Jourdan sorri e dá dois tapinhas no ombro de Toninho:

– Não me agradeça. Vamos que a gente tem muito o que fazer.

Os dois seguem entre os rios Itapocu e Jaraguá com os instrumentos em suas bolsas para começarem a demarcar a terra da princesa. Outros homens chegam e cada centímetro daquele chão vai recebendo bênção e destino.

Isso foi o começo, nem dá pra dizer que tem uma história aí, mas vejamos o que acontece semanas depois, quando o trabalho está chegando ao fim:  Toninho, que veio do Nordeste, anda acabrunhado. Se é saudade ou cansaço, não dá pra dizer, foi ficando amuado, amuado, até que os homens perceberam. Alguns se aproximam dele e só ouvem: “está tudo bem, está tudo bem”.

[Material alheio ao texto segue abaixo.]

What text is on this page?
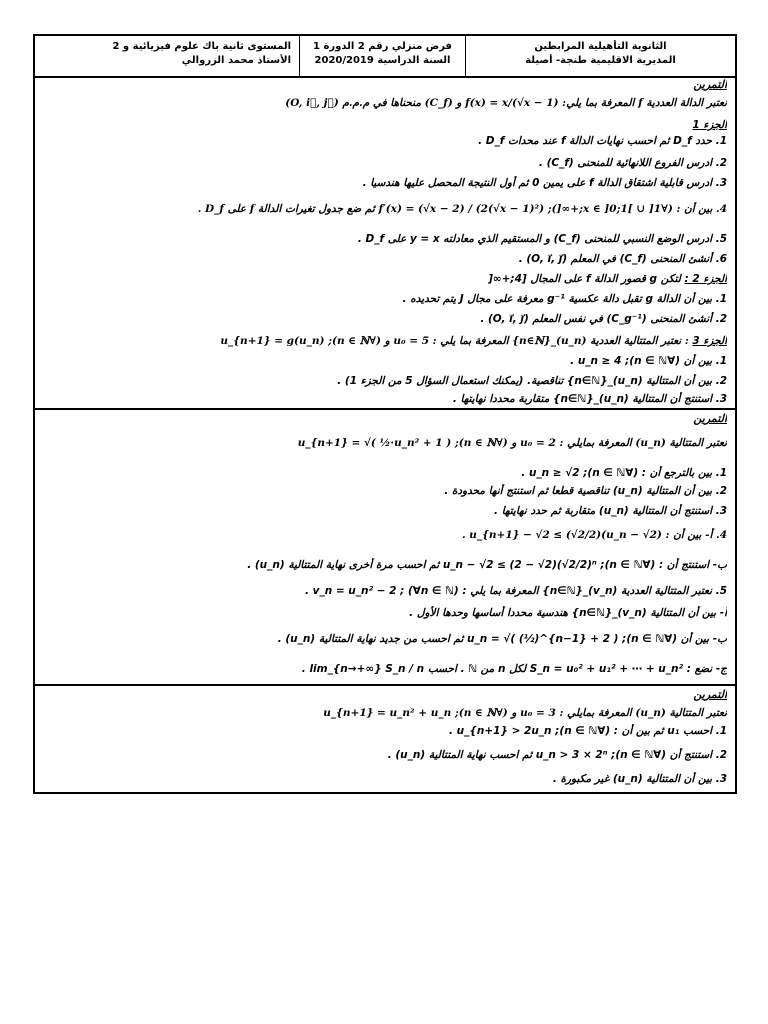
الثانوية التأهيلية المرابطين
المديرية الاقليمية طنجة- أصيلة
فرض منزلي رقم 2 الدورة 1
السنة الدراسية 2020/2019
المستوى ثانية باك علوم فيزيائية و 2
الأستاذ محمد الزروالي
التمرين
نعتبر الدالة العددية f المعرفة بما يلي: f(x) = x/(√x − 1) و (C_f) منحناها في م.م.م (O, i⃗, j⃗)
الجزء 1
1. حدد D_f ثم احسب نهايات الدالة f عند محدات D_f .
2. ادرس الفروع اللانهائية للمنحنى (C_f) .
3. ادرس قابلية اشتقاق الدالة f على يمين 0 ثم أول النتيجة المحصل عليها هندسيا .
4. بين أن : (∀x ∈ ]0;1[ ∪ ]1;+∞[); f′(x) = (√x − 2) / (2(√x − 1)²) ثم ضع جدول تغيرات الدالة f على D_f .
5. ادرس الوضع النسبي للمنحنى (C_f) و المستقيم الذي معادلته y = x على D_f .
6. أنشئ المنحنى (C_f) في المعلم (O, i⃗, j⃗) .
الجزء 2 : لتكن g قصور الدالة f على المجال [4;+∞[
1. بين أن الدالة g تقبل دالة عكسية g⁻¹ معرفة على مجال J يتم تحديده .
2. أنشئ المنحنى (C_g⁻¹) في نفس المعلم (O, i⃗, j⃗) .
الجزء 3 : نعتبر المتتالية العددية (u_n)_{n∈ℕ} المعرفة بما يلي : u₀ = 5 و (∀n ∈ ℕ); u_{n+1} = g(u_n)
1. بين أن (∀n ∈ ℕ); u_n ≥ 4 .
2. بين أن المتتالية (u_n)_{n∈ℕ} تناقصية. (يمكنك استعمال السؤال 5 من الجزء 1) .
3. استنتج أن المتتالية (u_n)_{n∈ℕ} متقاربة محددا نهايتها .
التمرين
نعتبر المتتالية (u_n) المعرفة بمايلي : u₀ = 2 و (∀n ∈ ℕ); u_{n+1} = √( ½·u_n² + 1 )
1. بين بالترجع أن : (∀n ∈ ℕ); u_n ≥ √2 .
2. بين أن المتتالية (u_n) تناقصية قطعا ثم استنتج أنها محدودة .
3. استنتج أن المتتالية (u_n) متقاربة ثم حدد نهايتها .
4. أ- بين أن : u_{n+1} − √2 ≤ (√2/2)(u_n − √2) .
ب- استنتج أن : (∀n ∈ ℕ); u_n − √2 ≤ (2 − √2)(√2/2)ⁿ ثم احسب مرة أخرى نهاية المتتالية (u_n) .
5. نعتبر المتتالية العددية (v_n)_{n∈ℕ} المعرفة بما يلي : v_n = u_n² − 2 ; (∀n ∈ ℕ) .
أ- بين أن المتتالية (v_n)_{n∈ℕ} هندسية محددا أساسها وحدها الأول .
ب- بين أن (∀n ∈ ℕ); u_n = √( (½)^{n−1} + 2 ) ثم احسب من جديد نهاية المتتالية (u_n) .
ج- نضع : S_n = u₀² + u₁² + ⋯ + u_n² لكل n من ℕ . احسب lim_{n→+∞} S_n / n .
التمرين
نعتبر المتتالية (u_n) المعرفة بمايلي : u₀ = 3 و (∀n ∈ ℕ); u_{n+1} = u_n² + u_n
1. احسب u₁ ثم بين أن : (∀n ∈ ℕ); u_{n+1} > 2u_n .
2. استنتج أن (∀n ∈ ℕ); u_n > 3 × 2ⁿ ثم احسب نهاية المتتالية (u_n) .
3. بين أن المتتالية (u_n) غير مكبورة .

Jourdan também percebe a apatia de seu trabalhador, aproxima-se e tenta tirar dele alguma informação. O trabalho não terminou ainda e ele precisa de homens bem dispostos. Toninho olha para o coronel, depois para o rio, atira uma pedra e fala:

– Eu tive um sonho, coronel. Um boneco falou comigo.

– Ora! Toninho! Que raio de sonho é esse?

– Não sei. Mas parecia verdade.

– Não deixe um sonho te atormentar, homem! Precisamos de você para terminar logo esse trabalho.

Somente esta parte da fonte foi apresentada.